1. An air inlet device (100) for semiconductor equipment is characterized by comprising an air inlet pipeline (110) and an air inlet block (120), wherein two opposite ends of the air inlet pipeline (110) are respectively connected with a liquid source system and the air inlet block (120), the air inlet pipeline (110) comprises a pipeline body (111) and a plurality of connecting lugs (112), the connecting lugs (112) are arranged at intervals along the periphery of the pipeline body (111), an air inlet (121) is formed in the air inlet block (120), the pipeline body (111) and the air inlet (121) are correspondingly arranged, and the connecting lugs (112) are fixedly connected with the air inlet block (120).

2. The air intake device (100) for a semiconductor apparatus according to claim 1, wherein a plurality of the connection lugs (112) are uniformly arranged along the outer periphery of the duct body (111).

3. The air inlet device (100) for a semiconductor apparatus according to claim 1, further comprising a heat insulating block (130), wherein a notch (1121) is provided at a side of the connection lug (112) close to the air inlet block (120), and the heat insulating block (130) is provided at the notch (1121) of the connection lug (112).

4. An air inlet device (100) for a semiconductor apparatus according to claim 3, characterized in that the heat insulating block (130) comprises two contact surfaces (131) arranged opposite each other and a side wall surface (132) connecting the two contact surfaces (131), one contact surface (131) being in abutting contact with the connecting lug (112), the other contact surface (131) being in abutting contact with the air inlet block (120), a part of the side wall surface (132) being in abutting contact with the connecting lug (112), a part of the side wall surface (132) being arranged away from the connecting lug (112).

5. An air inlet device (100) for a semiconductor apparatus according to claim 3, characterized in that the material of the heat insulating block (130) is polytetrafluoroethylene or ceramic.

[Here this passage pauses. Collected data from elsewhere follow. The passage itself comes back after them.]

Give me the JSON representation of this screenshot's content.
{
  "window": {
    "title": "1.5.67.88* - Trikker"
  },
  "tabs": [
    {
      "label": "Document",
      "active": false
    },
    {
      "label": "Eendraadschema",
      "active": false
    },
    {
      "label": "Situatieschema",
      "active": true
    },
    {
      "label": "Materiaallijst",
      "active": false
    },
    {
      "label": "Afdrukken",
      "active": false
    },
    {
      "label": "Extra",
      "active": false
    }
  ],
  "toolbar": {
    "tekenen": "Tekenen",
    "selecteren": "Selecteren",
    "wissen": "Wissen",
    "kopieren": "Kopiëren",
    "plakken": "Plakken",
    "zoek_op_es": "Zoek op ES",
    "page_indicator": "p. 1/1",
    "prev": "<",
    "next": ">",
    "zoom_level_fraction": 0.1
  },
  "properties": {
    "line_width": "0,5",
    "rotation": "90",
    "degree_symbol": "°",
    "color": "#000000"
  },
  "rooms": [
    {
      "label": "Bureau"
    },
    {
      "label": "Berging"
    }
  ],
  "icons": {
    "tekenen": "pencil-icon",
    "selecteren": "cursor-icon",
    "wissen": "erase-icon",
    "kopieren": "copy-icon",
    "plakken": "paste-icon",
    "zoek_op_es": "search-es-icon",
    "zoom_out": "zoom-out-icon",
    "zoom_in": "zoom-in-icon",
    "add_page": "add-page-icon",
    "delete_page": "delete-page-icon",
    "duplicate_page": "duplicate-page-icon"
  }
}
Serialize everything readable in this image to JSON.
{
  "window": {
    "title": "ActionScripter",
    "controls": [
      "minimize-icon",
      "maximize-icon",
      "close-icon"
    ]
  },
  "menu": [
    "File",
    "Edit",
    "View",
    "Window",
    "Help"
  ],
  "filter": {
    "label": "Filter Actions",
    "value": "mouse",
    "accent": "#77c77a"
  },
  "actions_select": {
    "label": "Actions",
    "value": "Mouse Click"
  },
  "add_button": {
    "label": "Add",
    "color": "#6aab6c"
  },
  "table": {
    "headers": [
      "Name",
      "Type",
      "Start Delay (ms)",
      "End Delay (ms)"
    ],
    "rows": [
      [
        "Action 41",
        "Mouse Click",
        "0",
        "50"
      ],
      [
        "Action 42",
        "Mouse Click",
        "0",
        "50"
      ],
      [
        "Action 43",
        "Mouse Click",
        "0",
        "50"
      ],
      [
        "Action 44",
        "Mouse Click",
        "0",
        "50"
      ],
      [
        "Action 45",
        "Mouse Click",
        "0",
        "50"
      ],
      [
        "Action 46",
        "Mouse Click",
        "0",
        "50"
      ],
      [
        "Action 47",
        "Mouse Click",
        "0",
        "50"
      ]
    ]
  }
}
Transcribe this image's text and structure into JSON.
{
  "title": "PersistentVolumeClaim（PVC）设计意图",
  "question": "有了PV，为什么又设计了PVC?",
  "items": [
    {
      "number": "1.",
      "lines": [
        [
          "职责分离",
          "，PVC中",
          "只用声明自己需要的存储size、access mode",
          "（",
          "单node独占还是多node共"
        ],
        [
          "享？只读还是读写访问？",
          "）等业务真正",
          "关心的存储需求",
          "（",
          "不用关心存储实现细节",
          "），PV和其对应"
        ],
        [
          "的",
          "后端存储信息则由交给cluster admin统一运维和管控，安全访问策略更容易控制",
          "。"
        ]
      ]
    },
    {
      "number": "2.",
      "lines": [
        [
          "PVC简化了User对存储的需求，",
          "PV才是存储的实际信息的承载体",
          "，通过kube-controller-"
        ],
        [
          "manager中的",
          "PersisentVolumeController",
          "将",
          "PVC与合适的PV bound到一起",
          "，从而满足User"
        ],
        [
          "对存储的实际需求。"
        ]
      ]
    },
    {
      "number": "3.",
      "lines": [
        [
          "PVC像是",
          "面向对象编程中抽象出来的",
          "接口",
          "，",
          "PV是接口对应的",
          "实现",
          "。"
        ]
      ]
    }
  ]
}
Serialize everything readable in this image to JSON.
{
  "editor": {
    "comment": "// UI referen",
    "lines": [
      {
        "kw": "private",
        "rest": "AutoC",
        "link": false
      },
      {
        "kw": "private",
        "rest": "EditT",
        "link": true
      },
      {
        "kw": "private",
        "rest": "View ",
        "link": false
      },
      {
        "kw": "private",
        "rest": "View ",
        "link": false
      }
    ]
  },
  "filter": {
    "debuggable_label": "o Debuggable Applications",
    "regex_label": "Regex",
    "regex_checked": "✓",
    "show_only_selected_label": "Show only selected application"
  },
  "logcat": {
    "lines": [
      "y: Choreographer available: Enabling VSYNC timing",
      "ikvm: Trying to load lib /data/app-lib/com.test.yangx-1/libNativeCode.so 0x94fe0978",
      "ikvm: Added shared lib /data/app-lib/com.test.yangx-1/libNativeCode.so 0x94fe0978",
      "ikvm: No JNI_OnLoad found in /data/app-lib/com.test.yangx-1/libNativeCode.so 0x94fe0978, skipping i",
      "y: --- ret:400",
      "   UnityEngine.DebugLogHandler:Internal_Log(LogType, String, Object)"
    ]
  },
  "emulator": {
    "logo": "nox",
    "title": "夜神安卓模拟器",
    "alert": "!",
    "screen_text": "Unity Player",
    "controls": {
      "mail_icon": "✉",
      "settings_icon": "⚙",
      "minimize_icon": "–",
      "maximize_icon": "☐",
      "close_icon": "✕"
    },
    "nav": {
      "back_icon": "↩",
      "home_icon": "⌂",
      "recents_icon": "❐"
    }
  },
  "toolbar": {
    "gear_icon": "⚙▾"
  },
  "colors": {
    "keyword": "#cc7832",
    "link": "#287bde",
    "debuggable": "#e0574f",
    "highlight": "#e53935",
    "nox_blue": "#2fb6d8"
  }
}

6. The air inlet device (100) for a semiconductor apparatus according to claim 1, further comprising a fastener, wherein a connecting hole (1122) is provided on the connecting lug (112), a mounting hole (122) is provided on the air inlet block (120), and the fastener sequentially penetrates through the connecting hole (1122) and the mounting hole (122) so that the connecting lug (112) is fixedly connected with the air inlet block (120).

7. The air intake device (100) for a semiconductor apparatus according to claim 6, wherein the number of the fasteners is plural, and plural of the fasteners are provided in one-to-one correspondence with plural of the connection lugs (112).

8. The air inlet device (100) for a semiconductor apparatus according to claim 1, further comprising a sealing ring (140), wherein a receiving groove (123) is provided on the air inlet block (120), the receiving groove (123) is provided along the outer periphery of the air inlet (121), and the sealing ring (140) is accommodated in the receiving groove (123).

9. The air inlet device (100) for a semiconductor apparatus according to claim 8, wherein an orthographic projection of the seal ring (140) on the air inlet block (120) is located within an orthographic projection range of the pipe body (111) on the air inlet block (120).

10. A semiconductor device characterized by comprising an RPS, a liquid source system and an air intake (100) for a semiconductor device according to any one of claims 1-9, said RPS and said liquid source system being connected to an air intake block (120) of said air intake (100), respectively.